Trying to reproduce the same results with SVI. Defining the guide for approximate inference

def guide(group_id, target_obs=None):
    n_groups = len(np.unique(group_id))
    # Initializing all params
    loc_a = torch.zeros(n_groups)
    loc_scale = torch.tensor(1.)
    sigma_scale = torch.tensor(2.0)
    # Registering learnable params in the pyro param store
    loc_a_param = pyro.param('loc_a', loc_a)
    loc_scale_param = pyro.param('loc_scale', loc_scale, constraint=constraints.positive)
    sigma_scale_param = pyro.param('sigma_scale', sigma_scale, constraint=constraints.positive)
    # guide distributions
    pyro.sample('sigma', dist.HalfNormal(sigma_scale_param))
    pyro.sample('a', dist.Normal(loc_a_param, loc_scale_param))

Learning params with SVI

optim = Adam({'lr': 0.001})
elbo = Trace_ELBO()
svi = SVI(model, guide, optim, loss=elbo)

num_epochs = 2000
losses = []
for j in range(num_epochs):
    loss = svi.step(**train_data)
    if j % 100 == 0:

Sampling from posterior and checking learned param values

p = Predictive(model, guide=guide, num_samples=800)
post_samples = p(group_id=np.unique(train_data['group_id']))

The output of ‘post_samples[‘a’].mean(axis=0)’ is:

tensor([ 0.1140, 0.1112, -0.1202], grad_fn=<MeanBackward1>).

It seems that I am missing some parameter configuration in the guide or just specifying it wrong. I tried getting some intuition about this by looking at some examples but unfortunately I was not able to get an idea of why the SVI inference isn’t working. It would be very nice if I could get some help here and figure out the reason :slight_smile:

are you using the same model for SVI and MCMC? because note that param statements encode learnable parameters. SVI will move those around, MCMC will not.

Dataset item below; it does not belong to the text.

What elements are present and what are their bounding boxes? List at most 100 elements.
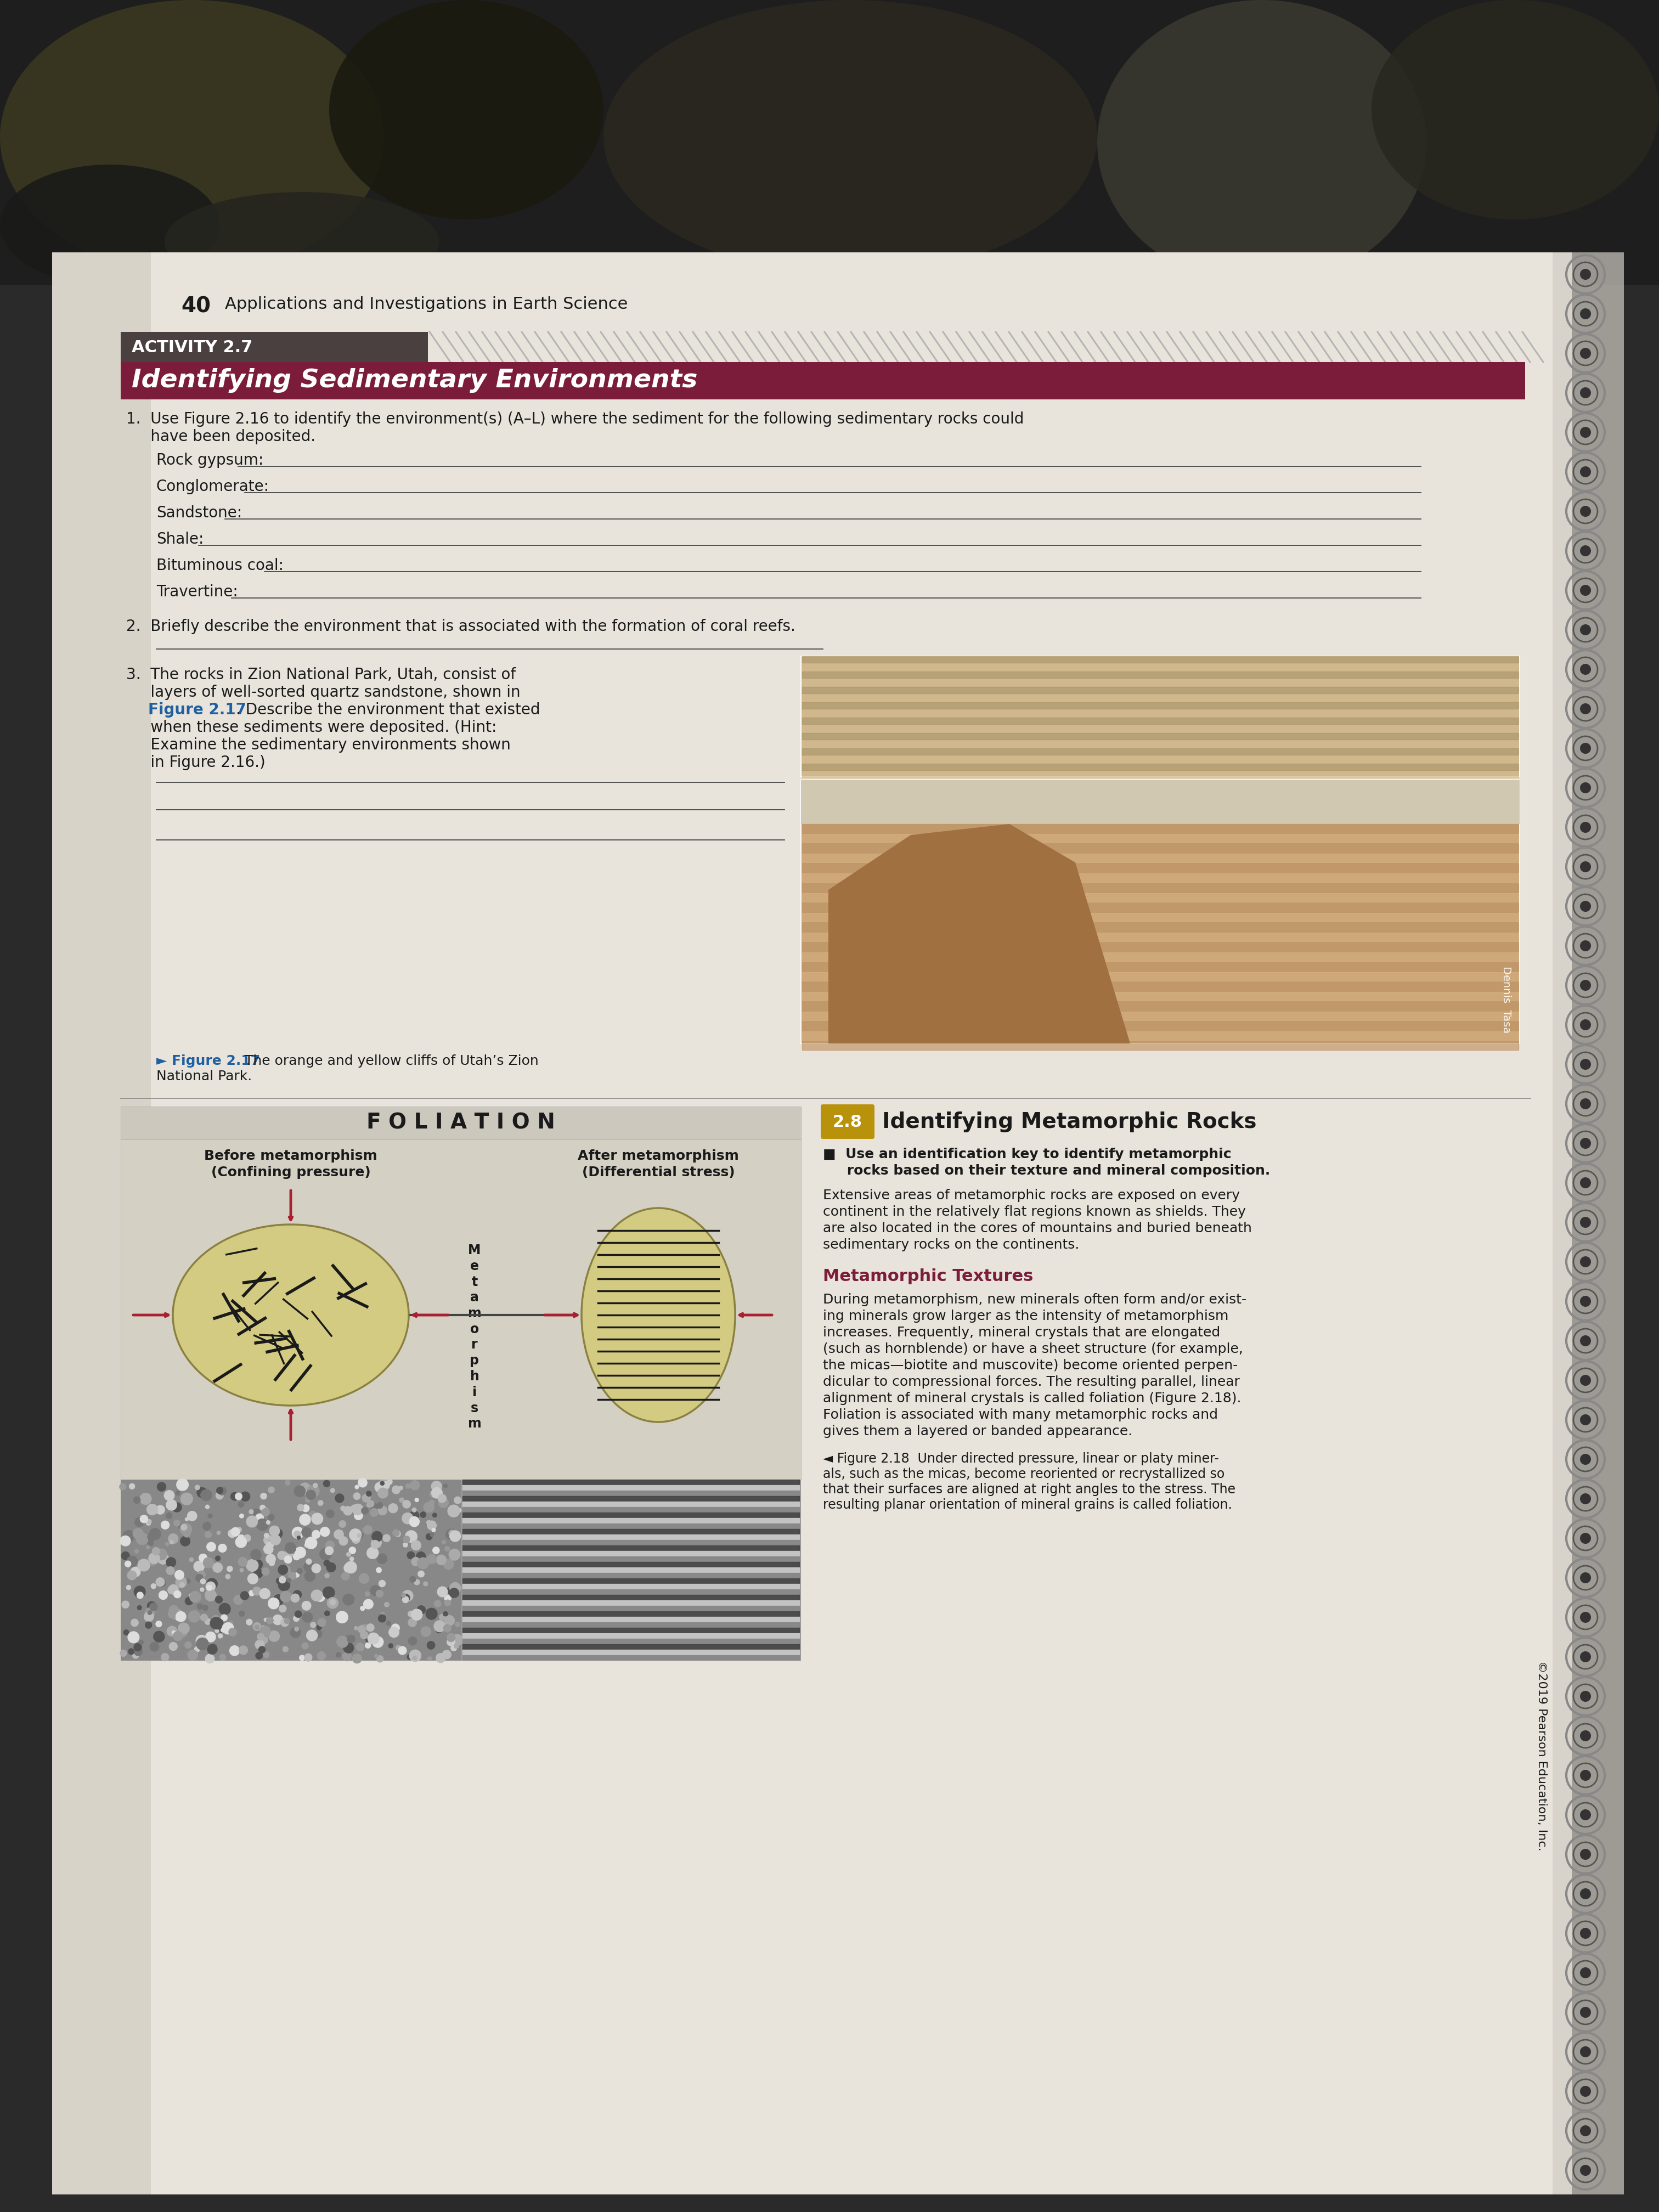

Yes, I am. Shouldn’t this be negligible since I am just trying to obtain the same result using both MCMC and SVI (also using SVI after MCMC)?

well you’re allowing the prior to change in one case and not in the other. so i don’t know why you’d necessarily expect comparable results.

Then I think I don’t get how to use SVI. I also tried build two models: one for MCMC without the pyro.param calls and another one for the SVI step with the pyro.param calls. Still, I couldn’t get the desired results. Could you provide a reference or an example where this concept is shown?

I am relatively new to Pyro, coming from PyMC, so I apologize if my question is somehow stupid or too basic.

i would suggest that for both MCMC and SVI the model should not contain any params:

    loc_a = torch.zeros(n_groups)

then the corresponding priors will be treated as fixed distributions, which is presumably what you want.

Ok, I will try that. Thank you very much!